L’entretien ne traîna pas. Il n’y eut aucune de ces phrases aimables et inutiles qui sont les fleurs de la vie. Il y avait tout bonnement le suc de la vie, la réalité, le positivisme. Time is money.

Gérard se retrouva dans la rue, un peu éberlué de se savoir aussi rapidement accueilli et non moins vivement expédié. Malgré sa sérénité, il était un peu surpris de constater que le fils du banquier Manaut n’avait pas soulevé plus d’égards.

Il restait décontenancé et ne savait plus que faire de sa journée.

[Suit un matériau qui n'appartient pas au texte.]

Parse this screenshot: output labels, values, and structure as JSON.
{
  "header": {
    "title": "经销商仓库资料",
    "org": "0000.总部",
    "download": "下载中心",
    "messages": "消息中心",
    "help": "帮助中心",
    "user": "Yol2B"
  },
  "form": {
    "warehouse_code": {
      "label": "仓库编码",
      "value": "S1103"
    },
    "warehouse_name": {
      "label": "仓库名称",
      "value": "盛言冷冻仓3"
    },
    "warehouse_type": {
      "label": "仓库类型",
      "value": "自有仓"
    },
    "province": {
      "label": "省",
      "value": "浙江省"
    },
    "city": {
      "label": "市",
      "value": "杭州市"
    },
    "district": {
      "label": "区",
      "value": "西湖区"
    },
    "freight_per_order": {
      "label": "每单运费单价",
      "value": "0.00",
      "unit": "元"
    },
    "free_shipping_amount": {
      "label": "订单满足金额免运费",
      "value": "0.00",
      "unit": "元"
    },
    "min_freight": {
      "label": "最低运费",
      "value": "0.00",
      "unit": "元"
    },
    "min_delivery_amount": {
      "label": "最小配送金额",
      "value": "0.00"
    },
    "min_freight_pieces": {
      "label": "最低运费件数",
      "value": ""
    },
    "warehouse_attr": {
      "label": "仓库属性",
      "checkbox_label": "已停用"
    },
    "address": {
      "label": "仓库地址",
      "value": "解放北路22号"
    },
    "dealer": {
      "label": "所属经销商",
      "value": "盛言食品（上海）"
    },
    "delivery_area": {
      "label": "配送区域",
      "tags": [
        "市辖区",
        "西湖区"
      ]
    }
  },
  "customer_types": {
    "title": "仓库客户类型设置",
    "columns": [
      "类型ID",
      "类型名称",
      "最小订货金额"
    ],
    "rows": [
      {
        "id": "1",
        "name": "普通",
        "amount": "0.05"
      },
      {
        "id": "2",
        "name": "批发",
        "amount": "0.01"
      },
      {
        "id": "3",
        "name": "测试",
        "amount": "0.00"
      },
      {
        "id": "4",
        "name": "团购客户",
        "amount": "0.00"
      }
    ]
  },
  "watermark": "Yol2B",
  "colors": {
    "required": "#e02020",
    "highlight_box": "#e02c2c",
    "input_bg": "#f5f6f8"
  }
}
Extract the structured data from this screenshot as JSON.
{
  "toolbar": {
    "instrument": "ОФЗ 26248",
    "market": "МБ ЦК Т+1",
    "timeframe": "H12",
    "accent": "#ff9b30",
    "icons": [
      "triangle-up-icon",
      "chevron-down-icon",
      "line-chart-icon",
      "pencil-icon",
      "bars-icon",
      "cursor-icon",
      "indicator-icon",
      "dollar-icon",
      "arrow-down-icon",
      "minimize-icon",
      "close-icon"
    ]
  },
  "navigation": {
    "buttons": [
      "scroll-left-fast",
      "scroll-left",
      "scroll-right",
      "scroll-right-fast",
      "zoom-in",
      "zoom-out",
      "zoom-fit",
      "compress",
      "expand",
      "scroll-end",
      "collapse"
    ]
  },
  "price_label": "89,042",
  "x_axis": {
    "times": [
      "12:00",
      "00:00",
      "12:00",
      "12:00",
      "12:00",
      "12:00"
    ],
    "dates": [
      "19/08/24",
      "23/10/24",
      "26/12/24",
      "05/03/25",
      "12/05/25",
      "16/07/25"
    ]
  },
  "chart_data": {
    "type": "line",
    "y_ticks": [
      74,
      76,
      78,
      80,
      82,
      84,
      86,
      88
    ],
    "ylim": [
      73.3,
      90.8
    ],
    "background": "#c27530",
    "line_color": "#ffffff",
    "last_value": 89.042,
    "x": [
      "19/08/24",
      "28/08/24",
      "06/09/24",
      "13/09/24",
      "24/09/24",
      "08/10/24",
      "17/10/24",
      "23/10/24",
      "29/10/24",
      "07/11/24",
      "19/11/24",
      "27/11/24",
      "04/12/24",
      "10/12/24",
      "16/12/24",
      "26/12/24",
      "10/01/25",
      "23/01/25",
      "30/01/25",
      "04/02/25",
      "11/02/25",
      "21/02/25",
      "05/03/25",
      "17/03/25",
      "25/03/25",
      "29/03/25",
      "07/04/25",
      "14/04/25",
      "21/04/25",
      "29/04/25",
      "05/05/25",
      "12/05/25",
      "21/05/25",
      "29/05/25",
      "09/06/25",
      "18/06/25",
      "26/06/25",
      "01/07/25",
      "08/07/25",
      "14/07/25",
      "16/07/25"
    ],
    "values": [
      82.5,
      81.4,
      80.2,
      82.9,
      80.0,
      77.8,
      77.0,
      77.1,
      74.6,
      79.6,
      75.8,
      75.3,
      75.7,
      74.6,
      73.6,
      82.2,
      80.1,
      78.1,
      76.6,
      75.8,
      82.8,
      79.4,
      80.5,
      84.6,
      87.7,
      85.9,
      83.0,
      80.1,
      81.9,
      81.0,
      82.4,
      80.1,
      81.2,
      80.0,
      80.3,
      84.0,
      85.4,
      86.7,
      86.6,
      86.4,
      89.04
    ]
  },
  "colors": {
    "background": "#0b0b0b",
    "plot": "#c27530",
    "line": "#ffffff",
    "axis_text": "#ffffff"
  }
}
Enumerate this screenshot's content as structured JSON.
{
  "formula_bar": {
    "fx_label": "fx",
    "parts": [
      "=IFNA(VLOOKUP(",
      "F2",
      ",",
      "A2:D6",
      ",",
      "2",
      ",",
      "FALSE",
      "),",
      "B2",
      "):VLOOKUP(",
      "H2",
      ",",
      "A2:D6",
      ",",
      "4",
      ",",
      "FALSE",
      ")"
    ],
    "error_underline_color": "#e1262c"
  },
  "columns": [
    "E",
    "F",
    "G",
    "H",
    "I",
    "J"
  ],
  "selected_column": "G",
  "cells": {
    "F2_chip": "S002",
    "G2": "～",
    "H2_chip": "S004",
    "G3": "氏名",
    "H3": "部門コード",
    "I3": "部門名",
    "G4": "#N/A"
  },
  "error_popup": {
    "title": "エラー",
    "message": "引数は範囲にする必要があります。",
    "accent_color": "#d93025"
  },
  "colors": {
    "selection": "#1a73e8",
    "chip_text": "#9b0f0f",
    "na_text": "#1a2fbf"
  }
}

Puis l’idée de se rendre chez l’ami de son père surgit en lui et il s’achemina vers sa demeure.

Là, ce seraient des Français, américanisés sans doute, mais n’ayant pas perdu peut-être cette chaleur d’accueil qui fait de la France le peuple le plus charmant du monde.

Il sonna vers 18 heures au logis des Laslay. Une fillette aux cheveux courts vint lui ouvrir.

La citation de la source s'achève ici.